My new found obsession with quilting has found me reading anything I can get my hands on, from tutorials and tips to quilters' reflections on quilting. I've ordered a couple of books and have been reading far too many sewing websites in the evening when I can't make too much noise in my sewing room for fear it will wake the boys (and the downstairs neighbors' kids). This caught my attention today.
I understand exactly what she means about the meditative benefits of the process and the repetition. Sewing reminds me a little bit of my translating work in that you break everything down only to put it back together again, and you leave your mark on it in the process. It has always been the process that I enjoy the most about translating, the step-by-step of it, the little pieces that make up the whole. I might spend an hour on one paragraph and then half an hour on the two pages that follow, and sewing projects are a little bit like that as well.
I'll admit that I also like the solitude of both. There is something so incredibly satisfying about losing yourself in a project completely. So, anyway, I think that this is part of what has drawn me to quilting.
Speaking of which! Although my abilities are nowhere near any of the women's whose blogs I've been reading, I am enjoying lots and lots of highly satisfying progress. The boys played so well this afternoon that I managed to devote a couple hours to my 9 square quilt and it is coming along nicely. I like it more and more as I work on it. I realize most people would consider it a very easy quilt, but it has provided me with exactly the kind of practice I need. It is my first time using a rotary cutter, my first time doing piecework and my first time doing all the measurements on my own rather than from a pattern or making and cutting out a pattern first.
This quilt is nothing like the quilt I planned. It is much bigger, for one thing, since I miscalculated my seam allowance by 2cm! And the fabric is completely different than what I had wanted to use since I was too impatient to wait for it to arrive from the US. I have tons of scraps too, which I will probably use for a scrappy binding since I overestimated the amount of fabric I'd need. But I kind of love it anyway. It has definitely given me more confidence to attempt more complicated projects, and I am much more adept at measuring and cutting and pinning and sewing than I was at the start.
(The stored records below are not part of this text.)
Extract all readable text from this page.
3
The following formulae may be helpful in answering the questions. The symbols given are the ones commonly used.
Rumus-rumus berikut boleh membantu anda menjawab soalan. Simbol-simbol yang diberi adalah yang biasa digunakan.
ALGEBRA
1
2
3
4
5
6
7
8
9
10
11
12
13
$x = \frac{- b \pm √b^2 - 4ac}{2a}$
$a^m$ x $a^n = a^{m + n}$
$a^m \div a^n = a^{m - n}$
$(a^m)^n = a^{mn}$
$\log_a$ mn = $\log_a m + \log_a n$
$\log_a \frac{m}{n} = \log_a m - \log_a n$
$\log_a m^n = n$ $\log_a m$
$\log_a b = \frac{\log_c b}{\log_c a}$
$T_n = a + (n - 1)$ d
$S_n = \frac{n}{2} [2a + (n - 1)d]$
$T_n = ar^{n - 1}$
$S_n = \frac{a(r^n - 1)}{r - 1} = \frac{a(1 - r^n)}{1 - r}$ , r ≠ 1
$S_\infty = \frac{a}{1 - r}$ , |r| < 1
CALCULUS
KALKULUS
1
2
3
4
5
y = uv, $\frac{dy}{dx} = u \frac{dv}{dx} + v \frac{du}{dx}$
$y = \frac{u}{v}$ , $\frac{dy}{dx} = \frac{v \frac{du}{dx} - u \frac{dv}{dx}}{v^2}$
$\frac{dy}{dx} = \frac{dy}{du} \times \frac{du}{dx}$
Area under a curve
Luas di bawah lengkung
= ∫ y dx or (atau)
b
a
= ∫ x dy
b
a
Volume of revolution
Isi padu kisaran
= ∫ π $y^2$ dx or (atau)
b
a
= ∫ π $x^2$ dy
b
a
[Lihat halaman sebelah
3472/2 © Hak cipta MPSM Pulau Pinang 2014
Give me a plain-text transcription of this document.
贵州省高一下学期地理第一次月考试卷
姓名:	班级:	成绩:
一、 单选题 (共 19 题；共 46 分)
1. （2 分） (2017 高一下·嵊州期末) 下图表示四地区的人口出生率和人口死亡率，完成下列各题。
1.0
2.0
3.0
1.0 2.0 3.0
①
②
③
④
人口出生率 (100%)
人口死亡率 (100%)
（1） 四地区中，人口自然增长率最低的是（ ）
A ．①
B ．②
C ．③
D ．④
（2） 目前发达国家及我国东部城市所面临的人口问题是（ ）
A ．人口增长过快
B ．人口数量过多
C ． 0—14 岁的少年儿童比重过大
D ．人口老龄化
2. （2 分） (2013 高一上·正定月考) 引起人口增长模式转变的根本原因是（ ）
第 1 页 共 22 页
I think I will probably always love this quilt because it will be my first real size quilt, even if there are tons of mistakes and I'm not crazy about some of the fabrics I chose (what was I thinking?). The 9-star block might not be exactly the most elegant composition I could have gone with but there is something homey about it and it makes me smile whenever I go into my sewing room, switch the light on, and see it laid out on the guest bed waiting for me. And I know that when it is finished, I will probably remember the process of it - and my discovery of that process - whenever I look at it.